Und hier der übersetzte Text:
http://www.ted.com/talks/benjamin_zander_on_music_and_passion/transcript?lang=de

Was Benjamin Zander in seiner Einführung zu dem e-moll-Prélude wunderbar gelingt: zum Wesen des Stückes vorzudringen ohne großen musiktheoretischen Ballast.
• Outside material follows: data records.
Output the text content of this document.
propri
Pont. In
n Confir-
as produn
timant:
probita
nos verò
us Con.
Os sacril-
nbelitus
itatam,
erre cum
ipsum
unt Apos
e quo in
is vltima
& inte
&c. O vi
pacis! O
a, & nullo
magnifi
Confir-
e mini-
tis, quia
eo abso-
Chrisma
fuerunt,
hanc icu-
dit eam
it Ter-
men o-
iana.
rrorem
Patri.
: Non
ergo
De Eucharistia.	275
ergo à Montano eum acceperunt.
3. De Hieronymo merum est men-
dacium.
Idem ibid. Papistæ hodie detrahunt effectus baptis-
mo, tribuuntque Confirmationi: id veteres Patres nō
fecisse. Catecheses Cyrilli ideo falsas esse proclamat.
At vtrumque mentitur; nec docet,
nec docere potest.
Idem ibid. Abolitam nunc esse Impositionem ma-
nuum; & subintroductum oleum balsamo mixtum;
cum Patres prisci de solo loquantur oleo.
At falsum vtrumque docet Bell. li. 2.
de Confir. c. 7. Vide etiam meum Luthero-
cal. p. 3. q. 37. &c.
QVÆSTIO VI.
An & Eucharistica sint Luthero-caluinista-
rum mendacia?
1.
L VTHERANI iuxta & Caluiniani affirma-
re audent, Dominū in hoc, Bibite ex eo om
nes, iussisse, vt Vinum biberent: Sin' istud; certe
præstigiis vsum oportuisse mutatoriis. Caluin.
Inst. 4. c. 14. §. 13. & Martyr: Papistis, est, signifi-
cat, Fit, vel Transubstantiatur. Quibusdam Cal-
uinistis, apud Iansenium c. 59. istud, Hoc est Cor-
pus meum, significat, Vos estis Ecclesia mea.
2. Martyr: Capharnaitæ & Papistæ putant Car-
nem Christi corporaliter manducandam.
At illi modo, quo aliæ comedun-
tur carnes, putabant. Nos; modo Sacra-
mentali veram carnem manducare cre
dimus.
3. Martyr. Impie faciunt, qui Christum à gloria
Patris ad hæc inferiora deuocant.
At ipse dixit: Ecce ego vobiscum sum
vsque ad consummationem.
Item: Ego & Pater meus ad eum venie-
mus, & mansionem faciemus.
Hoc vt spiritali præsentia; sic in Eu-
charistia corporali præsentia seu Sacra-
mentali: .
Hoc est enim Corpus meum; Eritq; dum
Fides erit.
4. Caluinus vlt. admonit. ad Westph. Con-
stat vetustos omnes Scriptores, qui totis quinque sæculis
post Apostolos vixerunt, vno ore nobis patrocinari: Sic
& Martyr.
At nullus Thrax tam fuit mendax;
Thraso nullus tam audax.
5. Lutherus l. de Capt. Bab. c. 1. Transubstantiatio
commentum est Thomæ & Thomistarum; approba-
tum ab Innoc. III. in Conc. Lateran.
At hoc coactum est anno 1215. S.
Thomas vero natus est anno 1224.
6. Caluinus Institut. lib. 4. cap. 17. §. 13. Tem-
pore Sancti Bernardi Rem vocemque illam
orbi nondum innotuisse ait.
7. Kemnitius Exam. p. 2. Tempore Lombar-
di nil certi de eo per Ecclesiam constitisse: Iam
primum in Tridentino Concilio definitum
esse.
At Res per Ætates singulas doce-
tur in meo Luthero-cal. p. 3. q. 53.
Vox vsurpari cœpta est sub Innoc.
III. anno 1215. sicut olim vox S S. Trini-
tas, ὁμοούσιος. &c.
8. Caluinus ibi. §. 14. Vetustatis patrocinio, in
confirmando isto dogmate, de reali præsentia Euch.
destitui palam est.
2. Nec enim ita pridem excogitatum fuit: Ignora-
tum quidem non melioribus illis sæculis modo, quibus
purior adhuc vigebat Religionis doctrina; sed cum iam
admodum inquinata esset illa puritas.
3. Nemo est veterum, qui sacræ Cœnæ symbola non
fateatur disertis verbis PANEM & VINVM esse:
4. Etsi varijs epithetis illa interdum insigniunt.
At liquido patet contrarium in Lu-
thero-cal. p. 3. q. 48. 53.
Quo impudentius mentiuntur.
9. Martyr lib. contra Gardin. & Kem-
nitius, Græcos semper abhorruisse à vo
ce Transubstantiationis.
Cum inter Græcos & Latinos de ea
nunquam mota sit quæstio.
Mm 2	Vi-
Eine Anregung nicht zuletzt für alle, die sich in irgendeiner Form mit der Vermittlung von Musik beschäftigen.

Aber noch eindringlicher finde ich den Gedanken, den er ab 18:57 spinnt: Darüber kann man lange sinnieren ...

Und sich nicht abschrecken lassen: Das Video ist transkribiert und mit deutschen Untertiteln versehen.
 
Zuletzt bearbeitet:
Lieber Wolfgang,

ich kann zwar kein Video hören und sehen - dort kommt beim Anklicken der Text, der vermutlich gesprochen wird - , aber herzlichen Dank! Der Autor trifft meine eigenen Gedanken zu 100%! Und sehr schön, wie er die Linie des Preludes erklärt und überhaupt mit viel Humor und Sachverstand erzählt und dabei immer wieder an die Erfahrungswelt der Menschen anknüpft und so die Brücke schlägt zwischen dieser und der Musik! Klassische Musik wird so nicht als intellektuelle Überhöhung, als elitär, sondern als Abbild des Lebens verstanden, was sie ja auch ist.

Ich führe das Prelude oft über die Improvisation ein, was hier in der Situation eines Vortrags natürlich nicht möglich ist. Der Schüler spielt irgendwelche Akkorde mit links, völlig egal, welche Töne, und spielt dazu das h. Dann einen anderen Akkord und wieder das h. Wie klingt der Unterschied? Er macht sich also improvisatorisch auf die Suche und erfährt, dass das h immer anders klingt, wenn unterschiedliche Akkorde/Färbungen und Farben dazu gespielt werden.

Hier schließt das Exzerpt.